Due anni dopo il gruppo ci riprova con un album nuovo di zecca dal titolo Abbiamo Ancora Bisogno Di Urlare (il cui acronimoè appunto AABU), pubblicato il 9 novembre 2018 per La Cupola Music. Nel nuovo disco il gruppo, un quintetto composto da Alessandro Cairo (chitarra), Mattia Pace (chitarra),
Michele Zappoli (basso), Sonia Bondi (batteria) e Alessandro Sgargi (voce), ha accentuato i toni robusti e ispidi del loro sound puntando a un hard blues che volteggia fra lo stoner e il noise reinventando un genere fatto di brani assordanti, trascinanti, ipnotici e scorbutici che fondono insieme iterazioni minimaliste, cacofonie e ansie psichedeliche.
La missione del gruppo è sostanzialmente quella di forgiare canzoni di grande respiro e al tempo stesso siluri di presa immediata.

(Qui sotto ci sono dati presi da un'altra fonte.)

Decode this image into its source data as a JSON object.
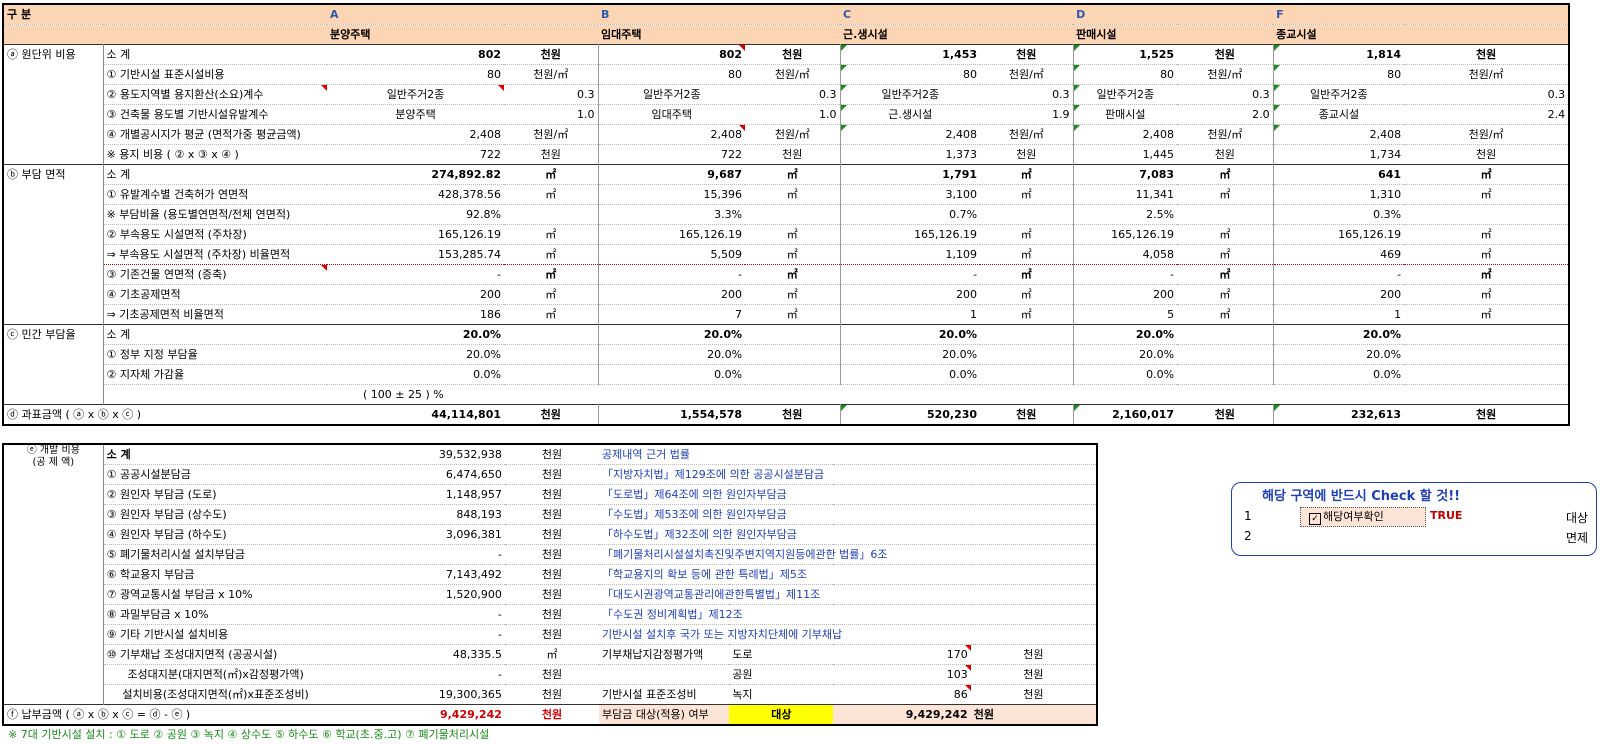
{
  "header": {
    "gubun": "구      분",
    "cols": [
      {
        "letter": "A",
        "name": "분양주택"
      },
      {
        "letter": "B",
        "name": "임대주택"
      },
      {
        "letter": "C",
        "name": "근.생시설"
      },
      {
        "letter": "D",
        "name": "판매시설"
      },
      {
        "letter": "F",
        "name": "종교시설"
      }
    ]
  },
  "unit_cost": {
    "group": "ⓐ 원단위 비용",
    "subtotal": {
      "label": "소  계",
      "vals": [
        "802",
        "802",
        "1,453",
        "1,525",
        "1,814"
      ],
      "unit": "천원"
    },
    "r1": {
      "label": "① 기반시설 표준시설비용",
      "vals": [
        "80",
        "80",
        "80",
        "80",
        "80"
      ],
      "unit": "천원/㎡"
    },
    "r2": {
      "label": "② 용도지역별 용지환산(소요)계수",
      "zones": [
        "일반주거2종",
        "일반주거2종",
        "일반주거2종",
        "일반주거2종",
        "일반주거2종"
      ],
      "vals": [
        "0.3",
        "0.3",
        "0.3",
        "0.3",
        "0.3"
      ]
    },
    "r3": {
      "label": "③ 건축물 용도별 기반시설유발계수",
      "uses": [
        "분양주택",
        "임대주택",
        "근.생시설",
        "판매시설",
        "종교시설"
      ],
      "vals": [
        "1.0",
        "1.0",
        "1.9",
        "2.0",
        "2.4"
      ]
    },
    "r4": {
      "label": "④ 개별공시지가 평균 (면적가중 평균금액)",
      "vals": [
        "2,408",
        "2,408",
        "2,408",
        "2,408",
        "2,408"
      ],
      "unit": "천원/㎡"
    },
    "r5": {
      "label": "※ 용지 비용 ( ② x ③ x ④ )",
      "vals": [
        "722",
        "722",
        "1,373",
        "1,445",
        "1,734"
      ],
      "unit": "천원"
    }
  },
  "area": {
    "group": "ⓑ 부담 면적",
    "subtotal": {
      "label": "소  계",
      "vals": [
        "274,892.82",
        "9,687",
        "1,791",
        "7,083",
        "641"
      ],
      "unit": "㎡"
    },
    "r1": {
      "label": "① 유발계수별 건축허가 연면적",
      "vals": [
        "428,378.56",
        "15,396",
        "3,100",
        "11,341",
        "1,310"
      ],
      "unit": "㎡"
    },
    "r2": {
      "label": "※ 부담비율 (용도별연면적/전체 연면적)",
      "vals": [
        "92.8%",
        "3.3%",
        "0.7%",
        "2.5%",
        "0.3%"
      ]
    },
    "r3": {
      "label": "② 부속용도 시설면적 (주차장)",
      "vals": [
        "165,126.19",
        "165,126.19",
        "165,126.19",
        "165,126.19",
        "165,126.19"
      ],
      "unit": "㎡"
    },
    "r4": {
      "label": "  ⇒ 부속용도 시설면적 (주차장) 비율면적",
      "vals": [
        "153,285.74",
        "5,509",
        "1,109",
        "4,058",
        "469"
      ],
      "unit": "㎡"
    },
    "r5": {
      "label": "③ 기존건물 연면적 (증축)",
      "vals": [
        "-",
        "-",
        "-",
        "-",
        "-"
      ],
      "unit": "㎡"
    },
    "r6": {
      "label": "④ 기초공제면적",
      "vals": [
        "200",
        "200",
        "200",
        "200",
        "200"
      ],
      "unit": "㎡"
    },
    "r7": {
      "label": "  ⇒ 기초공제면적 비율면적",
      "vals": [
        "186",
        "7",
        "1",
        "5",
        "1"
      ],
      "unit": "㎡"
    }
  },
  "burden": {
    "group": "ⓒ 민간 부담율",
    "subtotal": {
      "label": "소  계",
      "vals": [
        "20.0%",
        "20.0%",
        "20.0%",
        "20.0%",
        "20.0%"
      ]
    },
    "r1": {
      "label": "① 정부 지정 부담율",
      "vals": [
        "20.0%",
        "20.0%",
        "20.0%",
        "20.0%",
        "20.0%"
      ]
    },
    "r2": {
      "label": "② 지자체 가감율",
      "vals": [
        "0.0%",
        "0.0%",
        "0.0%",
        "0.0%",
        "0.0%"
      ]
    },
    "note": "( 100 ± 25 ) %"
  },
  "tax": {
    "label": "ⓓ 과표금액 ( ⓐ x ⓑ x ⓒ )",
    "vals": [
      "44,114,801",
      "1,554,578",
      "520,230",
      "2,160,017",
      "232,613"
    ],
    "unit": "천원"
  },
  "dev": {
    "group": "ⓔ 개발 비용",
    "group2": "(공 제 액)",
    "rows": [
      {
        "label": "소  계",
        "val": "39,532,938",
        "unit": "천원",
        "law": "공제내역 근거 법률"
      },
      {
        "label": "① 공공시설분담금",
        "val": "6,474,650",
        "unit": "천원",
        "law": "「지방자치법」제129조에 의한 공공시설분담금"
      },
      {
        "label": "② 원인자 부담금 (도로)",
        "val": "1,148,957",
        "unit": "천원",
        "law": "「도로법」제64조에 의한 원인자부담금"
      },
      {
        "label": "③ 원인자 부담금 (상수도)",
        "val": "848,193",
        "unit": "천원",
        "law": "「수도법」제53조에 의한 원인자부담금"
      },
      {
        "label": "④ 원인자 부담금 (하수도)",
        "val": "3,096,381",
        "unit": "천원",
        "law": "「하수도법」제32조에 의한 원인자부담금"
      },
      {
        "label": "⑤ 폐기물처리시설 설치부담금",
        "val": "-",
        "unit": "천원",
        "law": "「폐기물처리시설설치촉진및주변지역지원등에관한 법률」6조"
      },
      {
        "label": "⑥ 학교용지 부담금",
        "val": "7,143,492",
        "unit": "천원",
        "law": "「학교용지의 확보 등에 관한 특례법」제5조"
      },
      {
        "label": "⑦ 광역교통시설 부담금 x 10%",
        "val": "1,520,900",
        "unit": "천원",
        "law": "「대도시권광역교통관리에관한특별법」제11조"
      },
      {
        "label": "⑧ 과밀부담금 x 10%",
        "val": "-",
        "unit": "천원",
        "law": "「수도권 정비계획법」제12조"
      },
      {
        "label": "⑨ 기타 기반시설 설치비용",
        "val": "-",
        "unit": "천원",
        "law": "기반시설 설치후 국가 또는 지방자치단체에 기부채납"
      }
    ],
    "r10": {
      "label": "⑩ 기부채납 조성대지면적 (공공시설)",
      "val": "48,335.5",
      "unit": "㎡",
      "desc": "기부채납지감정평가액",
      "item": "도로",
      "ival": "170",
      "iunit": "천원"
    },
    "r11": {
      "label": "조성대지분(대지면적(㎡)x감정평가액)",
      "val": "-",
      "unit": "천원",
      "item": "공원",
      "ival": "103",
      "iunit": "천원"
    },
    "r12": {
      "label": "설치비용(조성대지면적(㎡)x표준조성비)",
      "val": "19,300,365",
      "unit": "천원",
      "desc": "기반시설 표준조성비",
      "item": "녹지",
      "ival": "86",
      "iunit": "천원"
    }
  },
  "pay": {
    "label": "ⓕ 납부금액 ( ⓐ x ⓑ x ⓒ = ⓓ - ⓔ )",
    "val": "9,429,242",
    "unit": "천원",
    "q": "부담금 대상(적용) 여부",
    "status": "대상",
    "total": "9,429,242",
    "tunit": "천원"
  },
  "footnote": "※ 7대 기반시설 설치 : ① 도로 ② 공원 ③ 녹지 ④ 상수도 ⑤ 하수도 ⑥ 학교(초.중.고) ⑦ 폐기물처리시설",
  "check": {
    "title": "해당 구역에 반드시 Check 할 것!!",
    "row1_no": "1",
    "row1_label": "해당여부확인",
    "row1_value": "TRUE",
    "row1_right": "대상",
    "row2_no": "2",
    "row2_right": "면제"
  },
  "colors": {
    "header_bg": "#fcd5b4",
    "highlight": "#ffff00",
    "total_red": "#d00000"
  }
}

Seguendo questo programma, il gruppo inanella uno dopo l’altro boogie ferroviari fitti di nevrosi (Tutte Le Cose Sbagliate, Grazie decisamente più umile e cupo), dark punk nevrotici (Confessione) e psych rock oscuri (Ti Voglio Bene, Si Può Sbagliare Ancora) vicini alla sensibilità dei Cure, hard rock suonati a rotta di collo con inflessioni di chitarra atonale alla Placebo (L’Orologio, Tutto Facile), cadenzati (La Fine Di Tutto) o infiltrati da ritmiche tribali alla Cult (Io Sono Un’Ombra). In tanta tempesta sonica il gruppo si trova comunque a proprio agio anche quando si distende in un post-rock cameristico (Camilla, la title-track) che dietro la parvenza di melodie più amichevoli e rotonde celano testi forse addirittura più ispidi e ribelli. Da queste vette allucinate, senza mai perdere di vista il ruolo guida della melodia, gli Aabu si lanciano in un’ossessiva vivisezione dell’alienazione
contemporanea, ergendosi a cantori di un popolo di dannati che non capisce (perché non può capirlo) l’inferno in cui è stato precipitato. Il loro mix fra cadenze cingolate, voragini di decibel e nubi di rumore definiscono compiutamente e prepotentemente il loro canone armonico potendo vantare peraltro il piglio e la statura del rock classico.